La industria ha descubierto un fenómeno de transferencia de aprendizaje (transfer learning): cuando un modelo se entrena leyendo y generando pruebas matemáticas rigurosas, mejora su capacidad de razonamiento general en tareas que no tienen nada que ver con las matemáticas.

Se vuelven más lógicos; son mejores diseñando recetas o razonando si han sido entrenados sobre lógica matemática probada”. Esto permite generar “cantidades ilimitadas de datos de alta calidad”, rompiendo la dependencia de los datos humanos escasos y cada vez más limitados.

Rigidez para ser flexibles

En el plano de la ingeniería de software, esta visión neurosimbólica ha encontrado un aliado inesperado en el lenguaje de programación Rust. Según Cook, la rigidez del sistema de tipos de Rust actúa como un carril guía para la creatividad desbordada de la IA generativa.

“Rust es básicamente una separación de la lógica dentro del sistema de tipos”, argumenta a este periodista. “A las herramientas de IA les gusta mucho usar Rust porque los mensajes de error son un enfoque más estático y preciso”. Esto crea un bucle de retroalimentación en tiempo real: el modelo genera código, el compilador (la lógica) le devuelve un error específico, y el modelo aprende y corrige.

“La herramienta de IA puede ver el error y volver a intentarlo. Hay un feedback neurosimbólico que no sería posible si usaran una disciplina de tipado débil como C”.

Este ciclo permite una nueva metodología de desarrollo desatendido. Llegado el caso, los ingenieros pueden incluso delegar tareas complejas a la inteligencia artificial, irse a una reunión y volver con el trabajo no solo hecho, sino “probado y con un mejor trabajo de validación del que un humano podría haber hecho”.

Hacia la IA agéntica

La urgencia de esta arquitectura híbrida se dispara con la llegada de la IA agéntica (sistemas que ejecutan acciones autónomas). Cook advierte que no se puede confiar en la probabilidad cuando un agente mueve dinero o gestiona infraestructuras críticas. La solución técnica que propone es el uso de lenguajes de políticas verificables para definir los límites del terreno de juego.
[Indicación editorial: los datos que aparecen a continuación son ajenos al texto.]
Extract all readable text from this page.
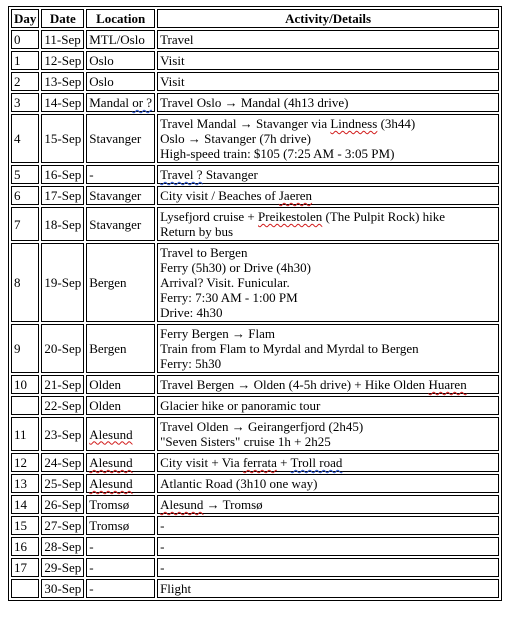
Day	Date	Location	Activity/Details
0	11-Sep	MTL/Oslo	Travel

1	12-Sep	Oslo	Visit

2	13-Sep	Oslo	Visit

3	14-Sep	Mandal or ?	Travel Oslo → Mandal (4h13 drive)

4	15-Sep	Stavanger	Travel Mandal → Stavanger via Lindness (3h44)
Oslo → Stavanger (7h drive)
High-speed train: $105 (7:25 AM - 3:05 PM)

5	16-Sep	-	Travel ? Stavanger

6	17-Sep	Stavanger	City visit / Beaches of Jaeren

7	18-Sep	Stavanger	Lysefjord cruise + Preikestolen (The Pulpit Rock) hike
Return by bus

8	19-Sep	Bergen	Travel to Bergen
Ferry (5h30) or Drive (4h30)
Arrival? Visit. Funicular.
Ferry: 7:30 AM - 1:00 PM
Drive: 4h30

9	20-Sep	Bergen	Ferry Bergen → Flam
Train from Flam to Myrdal and Myrdal to Bergen
Ferry: 5h30

10	21-Sep	Olden	Travel Bergen → Olden (4-5h drive) + Hike Olden Huaren

	22-Sep	Olden	Glacier hike or panoramic tour

11	23-Sep	Alesund	Travel Olden → Geirangerfjord (2h45)
"Seven Sisters" cruise 1h + 2h25

12	24-Sep	Alesund	City visit + Via ferrata + Troll road

13	25-Sep	Alesund	Atlantic Road (3h10 one way)

14	26-Sep	Tromsø	Alesund → Tromsø

15	27-Sep	Tromsø	-

16	28-Sep	-	-

17	29-Sep	-	-

	30-Sep	-	Flight
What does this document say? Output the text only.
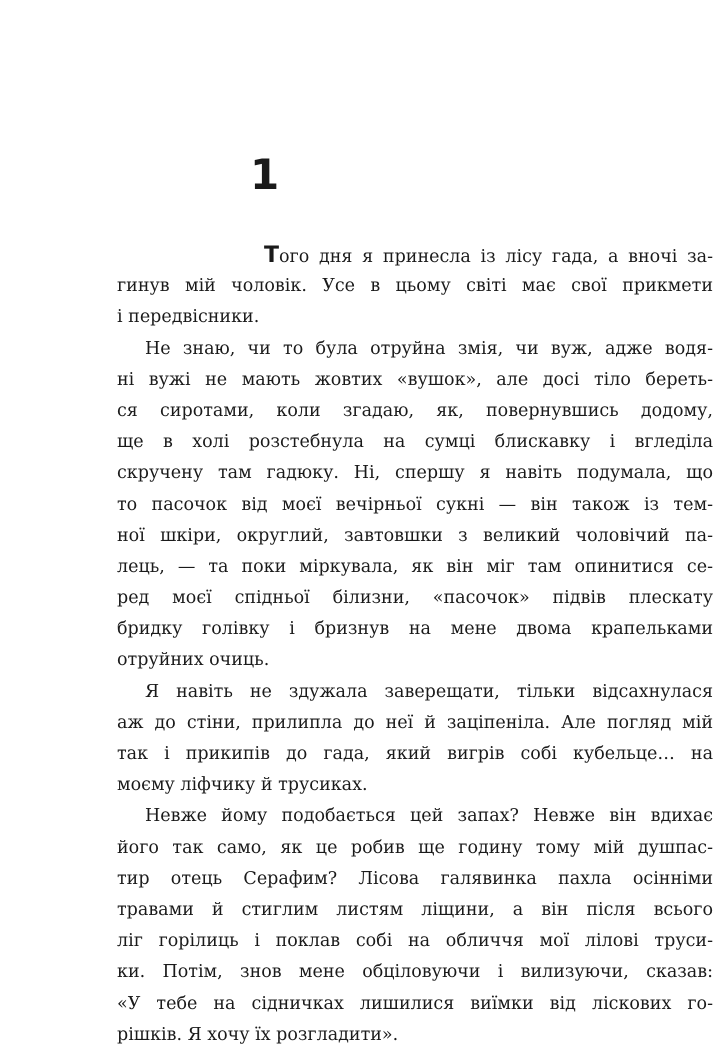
1
Того дня я принесла із лісу гада, а вночі за-
гинув мій чоловік. Усе в цьому світі має свої прикмети
і передвісники.
Не знаю, чи то була отруйна змія, чи вуж, адже водя-
ні вужі не мають жовтих «вушок», але досі тіло береть-
ся сиротами, коли згадаю, як, повернувшись додому,
ще в холі розстебнула на сумці блискавку і вгледіла
скручену там гадюку. Ні, спершу я навіть подумала, що
то пасочок від моєї вечірньої сукні — він також із тем-
ної шкіри, округлий, завтовшки з великий чоловічий па-
лець, — та поки міркувала, як він міг там опинитися се-
ред моєї спідньої білизни, «пасочок» підвів плескату
бридку голівку і бризнув на мене двома крапельками
отруйних очиць.
Я навіть не здужала заверещати, тільки відсахнулася
аж до стіни, прилипла до неї й заціпеніла. Але погляд мій
так і прикипів до гада, який вигрів собі кубельце… на
моєму ліфчику й трусиках.
Невже йому подобається цей запах? Невже він вдихає
його так само, як це робив ще годину тому мій душпас-
тир отець Серафим? Лісова галявинка пахла осінніми
травами й стиглим листям ліщини, а він після всього
ліг горілиць і поклав собі на обличчя мої лілові труси-
ки. Потім, знов мене обціловуючи і вилизуючи, сказав:
«У тебе на сідничках лишилися виїмки від ліскових го-
рішків. Я хочу їх розгладити».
“Podemos razonar sobre la composición de los agentes”, explica Cook sobre la visión de futuro. “Puedes tomar múltiples agentes y deducir: 'Colectivamente, dado que están haciendo estas cosas, estas son las cosas malas que no pueden ocurrir'". Se trata de convertir la gobernanza ética y operativa en una propiedad matemática computable, asegurando que los sistemas autónomos operen dentro de una “zona de verdad” inquebrantable.

A pesar de estos avances, Cook no peca de excesos ni de optimismos exacerbados. Recuerda que la verificación formal no es magia, pues siempre depende de axiomas que deben asumirse como ciertos y que la gran batalla pendiente es la “brecha semántica”: la dificultad de traducir la ambigüedad del lenguaje humano a una verdad matemática.

La sociedad está empezando a entender qué es la noción de verdad”, concluye.